Although other eye-witnesses add some few details, this fleeting reference is pretty much all we know about Maria. All we can be sure of is that she joined the Golden Hind on April 4, 1579 from the ship of Spanish nobleman Don Francisco de Zarate; she was aboard for Drake’s exploration of North America and his aborted attempt to find the Northwest Passage above America; and that she was abandoned, heavily pregnant, on an island in the East Indies, eight months later on December 12.
In writing Maria’s story, I set myself the challenge of sticking to the facts, where they could be ascertained, and fictionalising in the space between them.

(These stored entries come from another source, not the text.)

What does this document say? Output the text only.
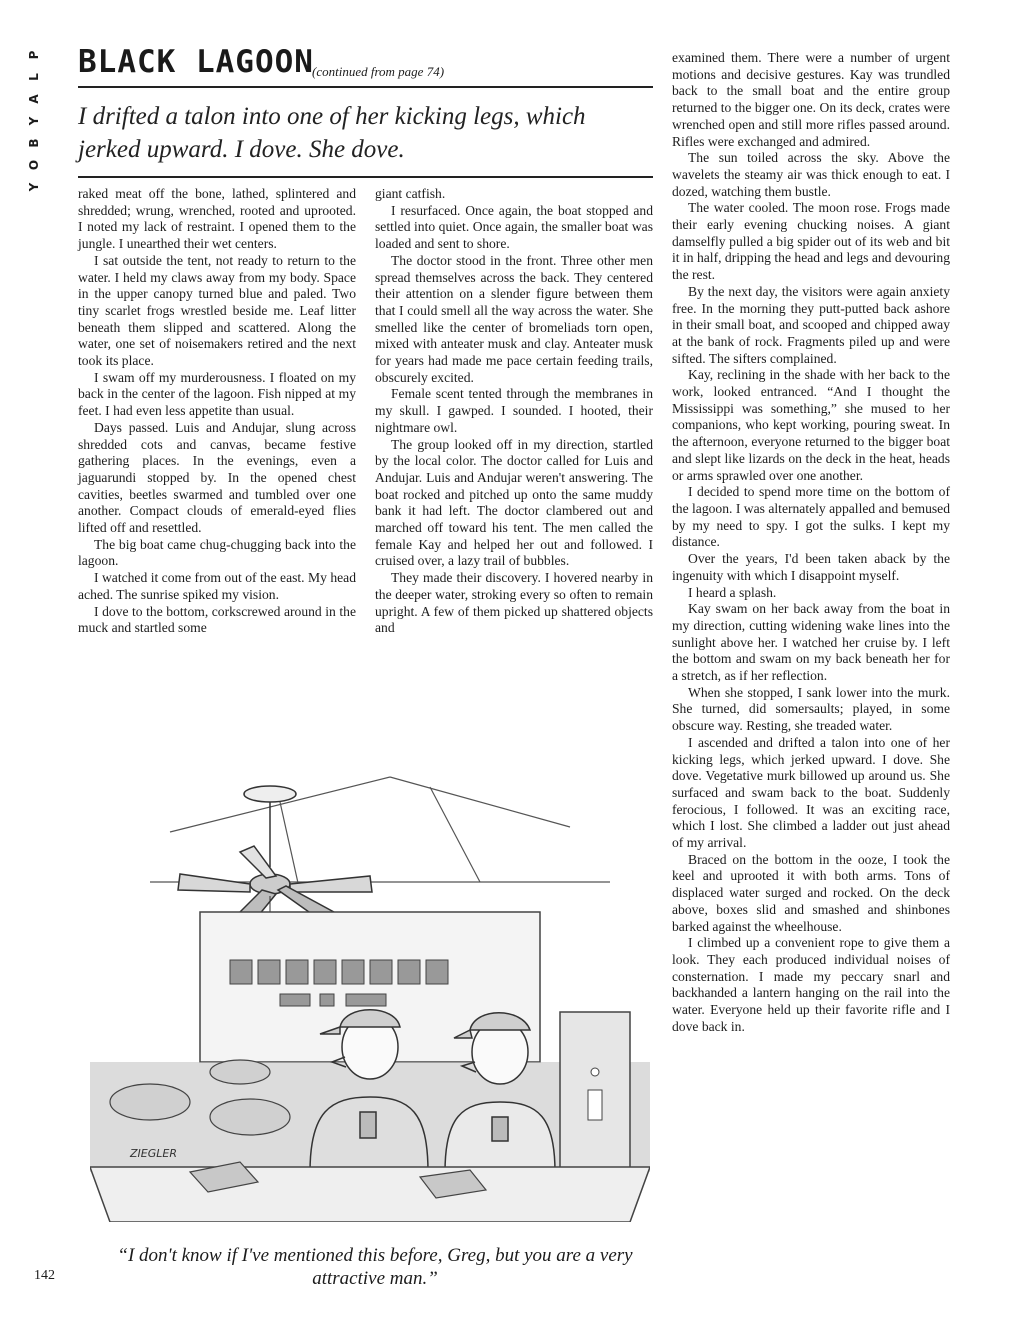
P
L
A
Y
B
O
Y
BLACK LAGOON
(continued from page 74)
I drifted a talon into one of her kicking legs, which jerked upward. I dove. She dove.

raked meat off the bone, lathed, splintered and shredded; wrung, wrenched, rooted and uprooted. I noted my lack of restraint. I opened them to the jungle. I unearthed their wet centers.

I sat outside the tent, not ready to return to the water. I held my claws away from my body. Space in the upper canopy turned blue and paled. Two tiny scarlet frogs wrestled beside me. Leaf litter beneath them slipped and scattered. Along the water, one set of noisemakers retired and the next took its place.

I swam off my murderousness. I floated on my back in the center of the lagoon. Fish nipped at my feet. I had even less appetite than usual.

Days passed. Luis and Andujar, slung across shredded cots and canvas, became festive gathering places. In the evenings, even a jaguarundi stopped by. In the opened chest cavities, beetles swarmed and tumbled over one another. Compact clouds of emerald-eyed flies lifted off and resettled.

The big boat came chug-chugging back into the lagoon.

I watched it come from out of the east. My head ached. The sunrise spiked my vision.

I dove to the bottom, corkscrewed around in the muck and startled some

giant catfish.

I resurfaced. Once again, the boat stopped and settled into quiet. Once again, the smaller boat was loaded and sent to shore.

The doctor stood in the front. Three other men spread themselves across the back. They centered their attention on a slender figure between them that I could smell all the way across the water. She smelled like the center of bromeliads torn open, mixed with anteater musk and clay. Anteater musk for years had made me pace certain feeding trails, obscurely excited.

Female scent tented through the membranes in my skull. I gawped. I sounded. I hooted, their nightmare owl.

The group looked off in my direction, startled by the local color. The doctor called for Luis and Andujar. Luis and Andujar weren't answering. The boat rocked and pitched up onto the same muddy bank it had left. The doctor clambered out and marched off toward his tent. The men called the female Kay and helped her out and followed. I cruised over, a lazy trail of bubbles.

They made their discovery. I hovered nearby in the deeper water, stroking every so often to remain upright. A few of them picked up shattered objects and

examined them. There were a number of urgent motions and decisive gestures. Kay was trundled back to the small boat and the entire group returned to the bigger one. On its deck, crates were wrenched open and still more rifles passed around. Rifles were exchanged and admired.

The sun toiled across the sky. Above the wavelets the steamy air was thick enough to eat. I dozed, watching them bustle.

The water cooled. The moon rose. Frogs made their early evening chucking noises. A giant damselfly pulled a big spider out of its web and bit it in half, dripping the head and legs and devouring the rest.

By the next day, the visitors were again anxiety free. In the morning they putt-putted back ashore in their small boat, and scooped and chipped away at the bank of rock. Fragments piled up and were sifted. The sifters complained.

Kay, reclining in the shade with her back to the work, looked entranced. “And I thought the Mississippi was something,” she mused to her companions, who kept working, pouring sweat. In the afternoon, everyone returned to the bigger boat and slept like lizards on the deck in the heat, heads or arms sprawled over one another.

I decided to spend more time on the bottom of the lagoon. I was alternately appalled and bemused by my need to spy. I got the sulks. I kept my distance.

Over the years, I'd been taken aback by the ingenuity with which I disappoint myself.

I heard a splash.

Kay swam on her back away from the boat in my direction, cutting widening wake lines into the sunlight above her. I watched her cruise by. I left the bottom and swam on my back beneath her for a stretch, as if her reflection.

When she stopped, I sank lower into the murk. She turned, did somersaults; played, in some obscure way. Resting, she treaded water.

I ascended and drifted a talon into one of her kicking legs, which jerked upward. I dove. She dove. Vegetative murk billowed up around us. She surfaced and swam back to the boat. Suddenly ferocious, I followed. It was an exciting race, which I lost. She climbed a ladder out just ahead of my arrival.

Braced on the bottom in the ooze, I took the keel and uprooted it with both arms. Tons of displaced water surged and rocked. On the deck above, boxes slid and smashed and shinbones barked against the wheelhouse.

I climbed up a convenient rope to give them a look. They each produced individual noises of consternation. I made my peccary snarl and backhanded a lantern hanging on the rail into the water. Everyone held up their favorite rifle and I dove back in.

ZIEGLER
“I don't know if I've mentioned this before, Greg, but you are a very attractive man.”
142
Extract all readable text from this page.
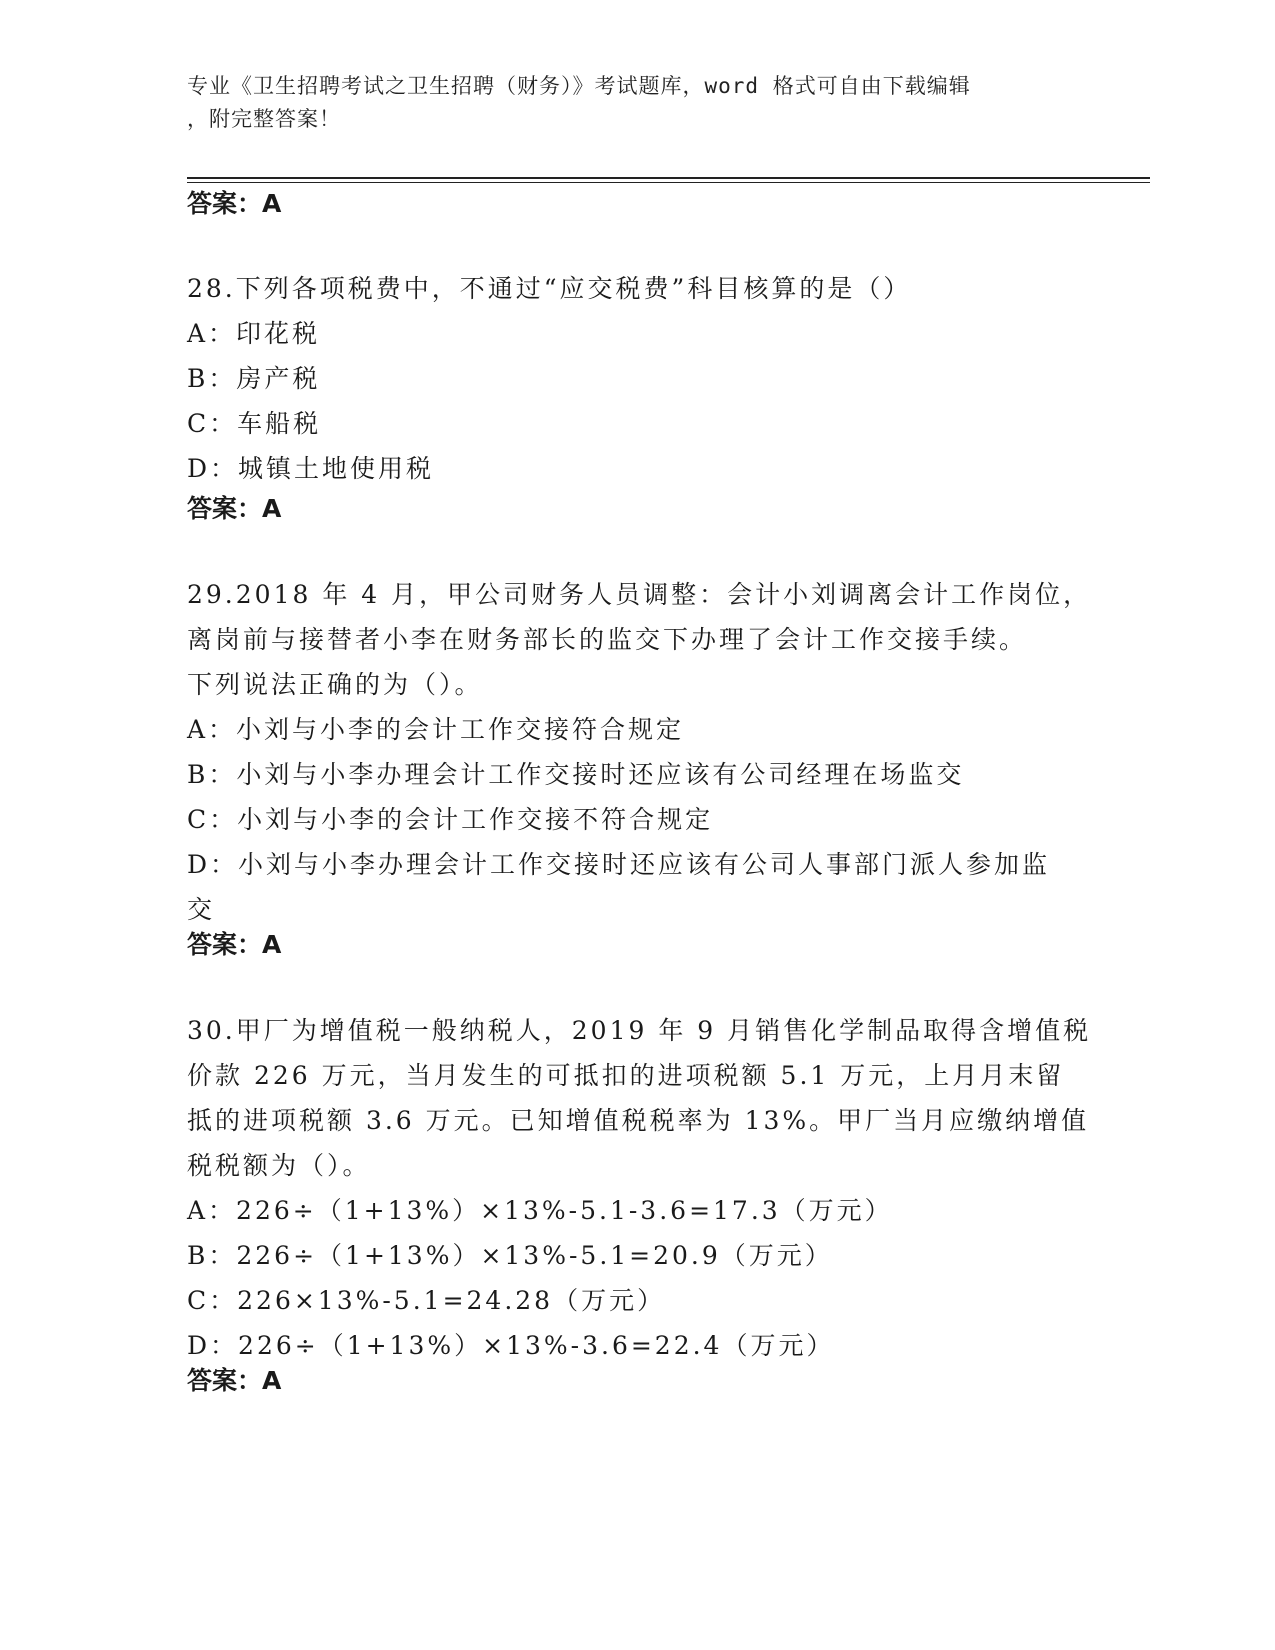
专业《卫生招聘考试之卫生招聘（财务）》考试题库，word 格式可自由下载编辑
，附完整答案！
答案：A
28.下列各项税费中，不通过“应交税费”科目核算的是（）
A：印花税
B：房产税
C：车船税
D：城镇土地使用税
答案：A
29.2018 年 4 月，甲公司财务人员调整：会计小刘调离会计工作岗位，
离岗前与接替者小李在财务部长的监交下办理了会计工作交接手续。
下列说法正确的为（）。
A：小刘与小李的会计工作交接符合规定
B：小刘与小李办理会计工作交接时还应该有公司经理在场监交
C：小刘与小李的会计工作交接不符合规定
D：小刘与小李办理会计工作交接时还应该有公司人事部门派人参加监
交
答案：A
30.甲厂为增值税一般纳税人，2019 年 9 月销售化学制品取得含增值税
价款 226 万元，当月发生的可抵扣的进项税额 5.1 万元，上月月末留
抵的进项税额 3.6 万元。已知增值税税率为 13%。甲厂当月应缴纳增值
税税额为（）。
A：226÷（1+13%）×13%-5.1-3.6=17.3（万元）
B：226÷（1+13%）×13%-5.1=20.9（万元）
C：226×13%-5.1=24.28（万元）
D：226÷（1+13%）×13%-3.6=22.4（万元）
答案：A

But I soon found that when it comes to Drake’s famous voyage, facts are few and far between.
Histories of the Golden Hind are based on the earliest published accounts: the first appeared in 1589, in Richard Hakluyt’s Principall Navigations, Voyages and Discoveries of the English Nation. A fuller account, The World Encompassed, was published by Drake’s nephew in 1628. Both were heavily censored; Maria is not mentioned in either of them. Another episode: the trial and execution of the officer Thomas Doughty, accused of treason and beheaded at Port San Julian in July 1578, has been heavily edited in Drake’s favour, compared to eye-witness testimony.
A further indication of the unreliability of these accounts is the mystery surrounding the location of Drake’s colony Nova Albion. In Hakluyt and The World Encompassed, the colony where Drake and his crew lived for five weeks in the summer of 1579 is located at 38° N – in California, where Drake’s Bay is today. But eye-witnesses placed it at 44°-48°N – between Oregon and Vancouver. This is also where it is located in contemporary maps made by cartographers who knew Drake, and on the Molyneux Globes, which were first unveiled in 1592 by Emery Molyneux, who knew and had sailed with Drake.
It appears that in the written accounts cleared for publication in Elizabethan England and in the following decades, the location of the colony was revised – most likely to prevent the Spaniards from learning how far north Drake had sailed, and that he had been seeking the Northwest Passage, which would give the English a shortcut route to challenge Spanish power on the American Pacific coast.
As a result, there is very little we can be sure of about Drake’s exploration of North America. While this is a problem for a historian, it is a gift for the novelist. It enabled me to fictionalise more fully in my portrayal of Drake in Nova Albion; it is where Maria’s story can live and breathe.
Thus, in my novel, Drake’s colony is sited on or near Vancouver Island, rather than California. I explored the idea of first contact between Drake’s English sailors and the First Nations peoples in this part of North America – but seen purely through the eyes of a woman unconnected to either culture. It gave me the freedom to imagine a far more shocking end to the colony than is suggested by the sources.
As for Maria’s fate, she sailed on from Nova Albion to cross the Pacific Ocean with Drake. The historical record leaves her about to give birth on Crab Island, 1 degree 40 minutes south of the equator, just east of Sulawesi. We cannot know if she survived the birth, or the exposure on a waterless, deserted island.
Here then, was another gap in the record – and one I was glad to fill with my own interpretation. I believe there was something special about Maria: it can be seen in the space between the facts; in what is left unsaid in the records. Something about her was sufficiently compelling that Drake defied his own rule forbidding women on his ships – uniquely in her case – and permitted her to stay aboard for so long. During the course of my research, I learned about so many courageous, ingenious and resourceful women, living lives like Maria’s in the colonial New World. They gave me the confidence to trust in Maria’s ability to overcome her situation – and imagine her forging an alternative ending for herself than the historical facts suggest.